August: Grasshoppers (#6-10), Tricos (#18-22), Pale-morning Duns (#14-16), and Hecubas (#8-10)
PMDs will continue to trickle off through most of the month, but the prolific morning Trico hatches become the main attraction. These small mayflies have the trout looking up every day of late summer providing opportunities to head hunt and test your skills. The hopper fishing is nothing short of fantastic. The upper river offers plenty of structure to fish big bugs around, and the high grassy banks of the lower river sends countless terrestrials to their demise on long lazy runs. The Hecuba is yet another big meal trout have a hard time passing up. These big Fall Drakes provide some of our best August fishing.
Sept./October: Grasshoppers (#6-10), Mahogany Duns (#12-16), and Blue-wing Olives (#16-18)
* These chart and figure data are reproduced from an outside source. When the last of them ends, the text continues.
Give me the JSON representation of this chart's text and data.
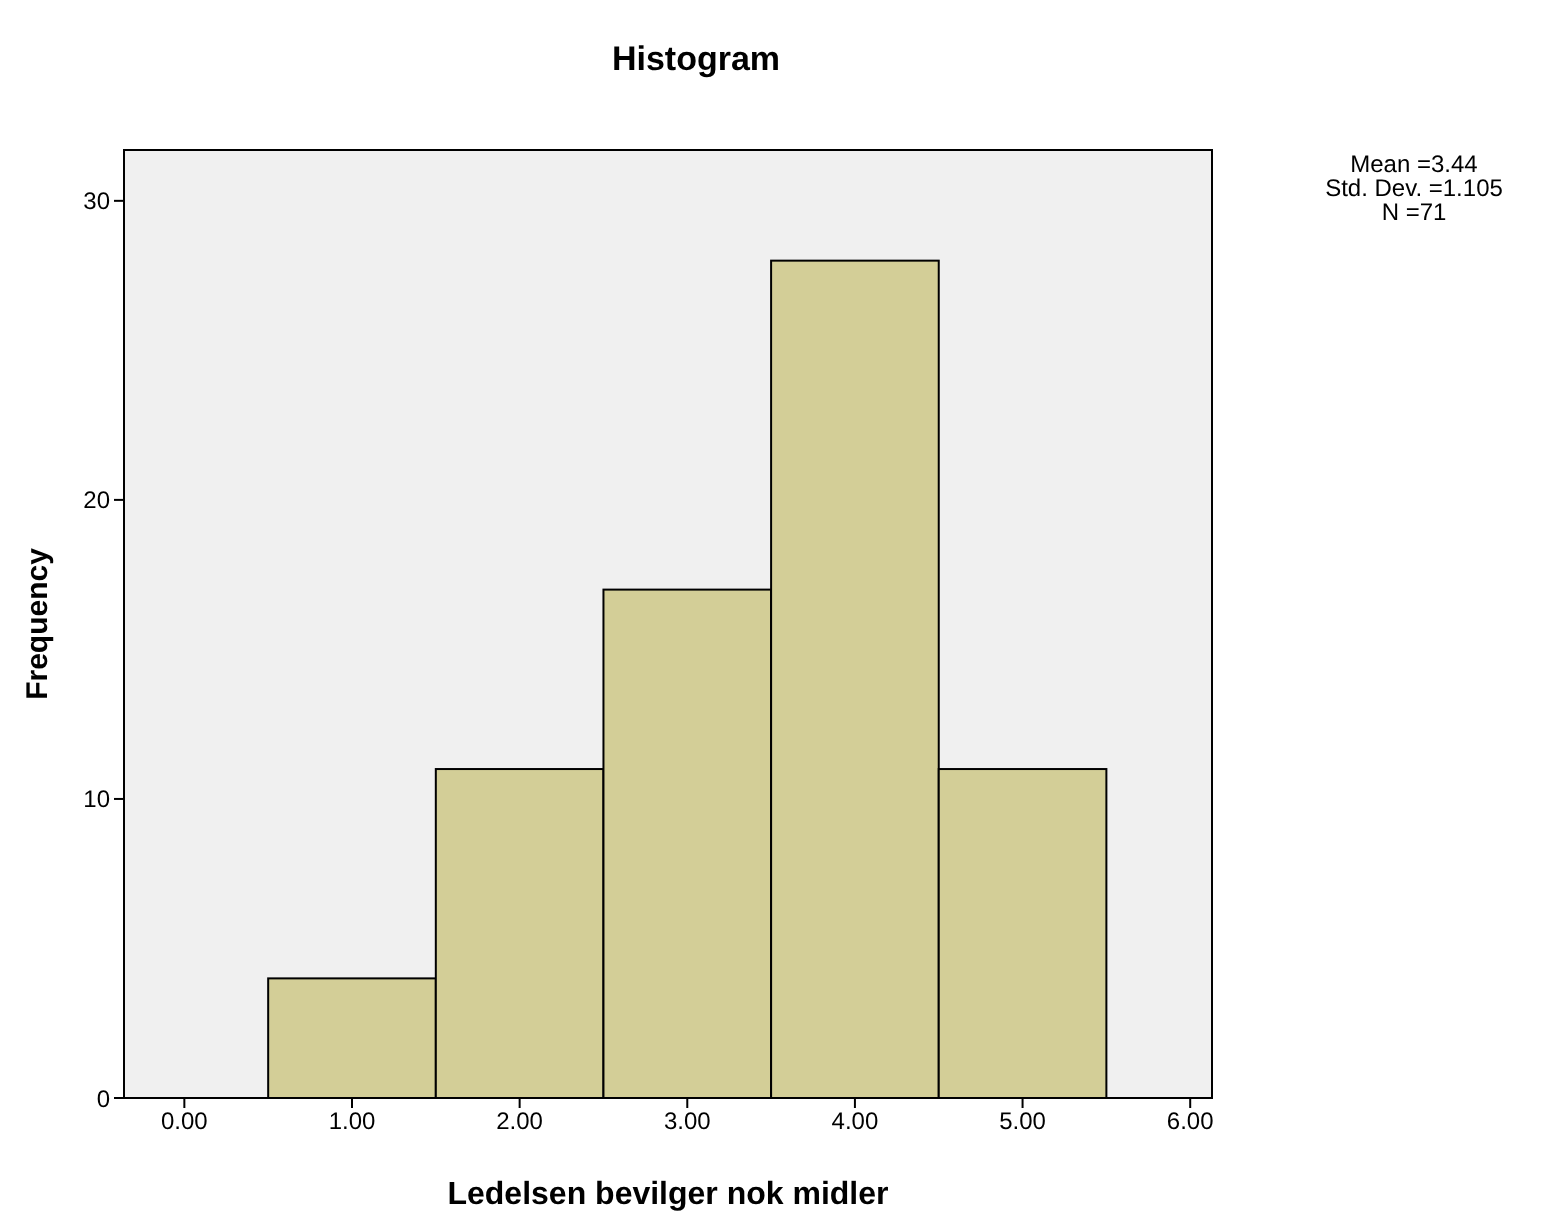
{
  "chart_data": {
    "type": "histogram",
    "title": "Histogram",
    "xlabel": "Ledelsen bevilger nok midler",
    "ylabel": "Frequency",
    "bins": [
      0.5,
      1.5,
      2.5,
      3.5,
      4.5,
      5.5
    ],
    "values": [
      4,
      11,
      17,
      28,
      11
    ],
    "color": "#d3ce97",
    "xlim": [
      -0.36,
      6.13
    ],
    "xticks": [
      {
        "value": 0,
        "label": "0.00"
      },
      {
        "value": 1,
        "label": "1.00"
      },
      {
        "value": 2,
        "label": "2.00"
      },
      {
        "value": 3,
        "label": "3.00"
      },
      {
        "value": 4,
        "label": "4.00"
      },
      {
        "value": 5,
        "label": "5.00"
      },
      {
        "value": 6,
        "label": "6.00"
      }
    ],
    "ylim": [
      0,
      31.7
    ],
    "yticks": [
      0,
      10,
      20,
      30
    ],
    "annotations": [
      "Mean =3.44",
      "Std. Dev. =1.105",
      "N =71"
    ]
  }
}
Without question this is THE prime time for the Clark Fork. We continue to prospect with hoppers during non-hatch situations, but every day like clockwork there will be good hatches of Mahoganies and Blue-wings shortly after lunch. Actively feeding pods of 5 to 50 trout are willing to engulf any properly presented fly. From mid-Sept. to mid-Oct. the Clark Fork is arguably one of the best dry fly rivers in the state.